Managing job stress in nursing: what kind of resources do we need?
Article first published online: 28 JUN 2008
© 2008 The Authors. Journal compilation © 2008 Blackwell Publishing Ltd
Journal of Advanced Nursing
Volume 63, Issue 1, pages 75–84, July 2008
How to Cite
Van Den Tooren, M. and De Jonge, J. (2008), Managing job stress in nursing: what kind of resources do we need?. Journal of Advanced Nursing, 63: 75–84. doi: 10.1111/j.1365-2648.2008.04657.x
- Issue published online: 28 JUN 2008
- Article first published online: 28 JUN 2008
- Accepted for publication 25 February 2008
- Demand-Induced Strain Compensation Model;
- nursing homes;
- occupational health;
Title. Managing job stress in nursing: what kind of resources do we need?
Aim. This paper is a report of a study to investigate the functionality of different kinds of job resources for managing job stress in nursing.
Background. There is increasing recognition that healthcare staff, and especially nurses, are at high risk for burnout and physical complaints. Several researchers have proposed that job resources moderate the relationship between job demands and job-related outcomes, particularly when there is a match between the type of demands, resources, and outcomes.
Method. Based on the Demand-Induced Strain Compensation Model, cross-sectional survey data were collected between November 2006 and February 2007 by a paper-and-pencil questionnaire.

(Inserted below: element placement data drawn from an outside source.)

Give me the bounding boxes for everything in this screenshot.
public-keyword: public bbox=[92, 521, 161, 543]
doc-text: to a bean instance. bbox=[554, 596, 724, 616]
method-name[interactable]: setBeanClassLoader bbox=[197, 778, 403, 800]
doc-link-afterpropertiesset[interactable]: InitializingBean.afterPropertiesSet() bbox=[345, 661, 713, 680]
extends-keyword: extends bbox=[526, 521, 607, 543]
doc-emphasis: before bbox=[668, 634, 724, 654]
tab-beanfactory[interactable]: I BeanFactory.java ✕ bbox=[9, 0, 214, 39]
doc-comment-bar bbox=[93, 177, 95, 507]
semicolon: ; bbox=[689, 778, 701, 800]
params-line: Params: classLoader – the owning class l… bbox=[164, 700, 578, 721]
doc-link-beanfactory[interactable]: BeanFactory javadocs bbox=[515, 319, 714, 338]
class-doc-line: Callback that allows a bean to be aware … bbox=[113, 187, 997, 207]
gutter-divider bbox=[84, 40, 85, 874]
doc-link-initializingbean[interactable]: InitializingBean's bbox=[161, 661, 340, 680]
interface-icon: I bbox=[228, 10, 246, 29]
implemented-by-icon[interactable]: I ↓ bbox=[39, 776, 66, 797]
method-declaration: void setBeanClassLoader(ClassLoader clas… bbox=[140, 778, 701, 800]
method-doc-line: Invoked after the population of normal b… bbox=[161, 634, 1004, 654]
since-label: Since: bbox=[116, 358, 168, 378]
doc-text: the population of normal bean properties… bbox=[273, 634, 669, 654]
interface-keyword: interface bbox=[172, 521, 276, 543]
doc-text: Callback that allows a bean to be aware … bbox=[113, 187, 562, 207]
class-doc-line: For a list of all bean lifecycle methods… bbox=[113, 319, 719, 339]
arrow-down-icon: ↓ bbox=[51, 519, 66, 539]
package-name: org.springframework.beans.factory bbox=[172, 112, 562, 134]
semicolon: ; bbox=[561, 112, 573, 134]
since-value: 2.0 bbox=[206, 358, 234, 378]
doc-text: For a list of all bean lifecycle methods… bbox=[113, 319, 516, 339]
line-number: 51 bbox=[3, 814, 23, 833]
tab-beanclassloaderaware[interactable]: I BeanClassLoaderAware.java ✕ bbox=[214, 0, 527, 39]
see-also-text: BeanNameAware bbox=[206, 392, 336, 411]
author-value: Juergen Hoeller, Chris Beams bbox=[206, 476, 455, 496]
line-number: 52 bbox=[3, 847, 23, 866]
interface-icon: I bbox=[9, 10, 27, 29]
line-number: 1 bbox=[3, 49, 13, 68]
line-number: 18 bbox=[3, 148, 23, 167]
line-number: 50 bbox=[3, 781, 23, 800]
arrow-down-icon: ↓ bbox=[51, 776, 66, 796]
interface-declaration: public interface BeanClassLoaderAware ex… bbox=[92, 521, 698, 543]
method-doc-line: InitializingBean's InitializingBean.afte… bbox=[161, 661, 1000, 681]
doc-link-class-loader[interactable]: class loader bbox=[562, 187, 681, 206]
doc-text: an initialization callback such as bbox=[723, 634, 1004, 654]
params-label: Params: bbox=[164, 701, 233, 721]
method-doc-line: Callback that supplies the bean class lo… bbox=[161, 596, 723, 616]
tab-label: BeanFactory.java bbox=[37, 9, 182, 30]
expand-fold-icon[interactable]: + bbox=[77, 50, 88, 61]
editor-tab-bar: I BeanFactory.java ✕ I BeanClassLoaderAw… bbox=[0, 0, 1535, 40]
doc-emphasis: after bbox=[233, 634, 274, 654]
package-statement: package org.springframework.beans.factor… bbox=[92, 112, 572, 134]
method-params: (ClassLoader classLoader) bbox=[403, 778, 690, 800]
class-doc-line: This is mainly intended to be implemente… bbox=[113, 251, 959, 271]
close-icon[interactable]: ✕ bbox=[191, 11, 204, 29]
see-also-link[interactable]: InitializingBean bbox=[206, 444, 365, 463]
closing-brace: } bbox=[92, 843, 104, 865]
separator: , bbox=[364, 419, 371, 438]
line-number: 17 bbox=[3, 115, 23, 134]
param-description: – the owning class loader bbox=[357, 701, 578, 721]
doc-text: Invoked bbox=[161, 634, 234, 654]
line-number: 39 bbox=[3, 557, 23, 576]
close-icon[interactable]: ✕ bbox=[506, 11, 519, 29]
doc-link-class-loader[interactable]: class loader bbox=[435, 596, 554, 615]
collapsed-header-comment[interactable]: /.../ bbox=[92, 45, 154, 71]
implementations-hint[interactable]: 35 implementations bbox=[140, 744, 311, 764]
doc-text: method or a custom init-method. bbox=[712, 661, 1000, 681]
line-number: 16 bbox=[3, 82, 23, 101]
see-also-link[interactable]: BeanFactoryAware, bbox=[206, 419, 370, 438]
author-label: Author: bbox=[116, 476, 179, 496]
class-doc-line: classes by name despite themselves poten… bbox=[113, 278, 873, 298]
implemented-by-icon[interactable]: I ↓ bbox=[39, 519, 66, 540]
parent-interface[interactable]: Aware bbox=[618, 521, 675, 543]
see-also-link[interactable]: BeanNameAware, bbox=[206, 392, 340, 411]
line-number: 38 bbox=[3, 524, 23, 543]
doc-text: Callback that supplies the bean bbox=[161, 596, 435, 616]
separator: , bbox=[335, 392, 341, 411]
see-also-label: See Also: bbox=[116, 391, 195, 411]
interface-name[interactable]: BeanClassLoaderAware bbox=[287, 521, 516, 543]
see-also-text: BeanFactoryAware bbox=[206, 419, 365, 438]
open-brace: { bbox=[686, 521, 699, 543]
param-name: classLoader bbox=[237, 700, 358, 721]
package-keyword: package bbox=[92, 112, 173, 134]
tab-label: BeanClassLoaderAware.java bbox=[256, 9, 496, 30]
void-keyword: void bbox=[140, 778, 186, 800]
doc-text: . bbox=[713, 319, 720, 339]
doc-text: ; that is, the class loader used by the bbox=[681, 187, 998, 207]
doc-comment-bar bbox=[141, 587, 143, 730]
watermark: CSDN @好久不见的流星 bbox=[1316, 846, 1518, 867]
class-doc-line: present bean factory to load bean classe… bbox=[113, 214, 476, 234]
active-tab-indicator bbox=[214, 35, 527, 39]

The final sample consisted of 69 nurses from a Dutch nursing home (response rate 59·4%). Data were analyzed by hierarchical regression analyses.
Results. High physical demands had adverse effects on both physical complaints and emotional exhaustion (i.e. burnout), unless employees had high physical resources. A similar pattern was found for high physical demands and emotional resources in predicting emotional exhaustion. The likelihood of finding theoretically-valid moderating effects was related to the degree of match between demands, resources, and outcomes.
Conclusion. Job resources do not randomly moderate the relationship between job demands and job-related outcomes. Both physical and emotional resources seem to be important stress buffers for human service employees such as nurses, and their moderating effects underline the importance of specific job resources in healthcare work. Job redesign in nursing homes should therefore primarily focus on matching job resources to job demands in order to diminish poor health and ill-being.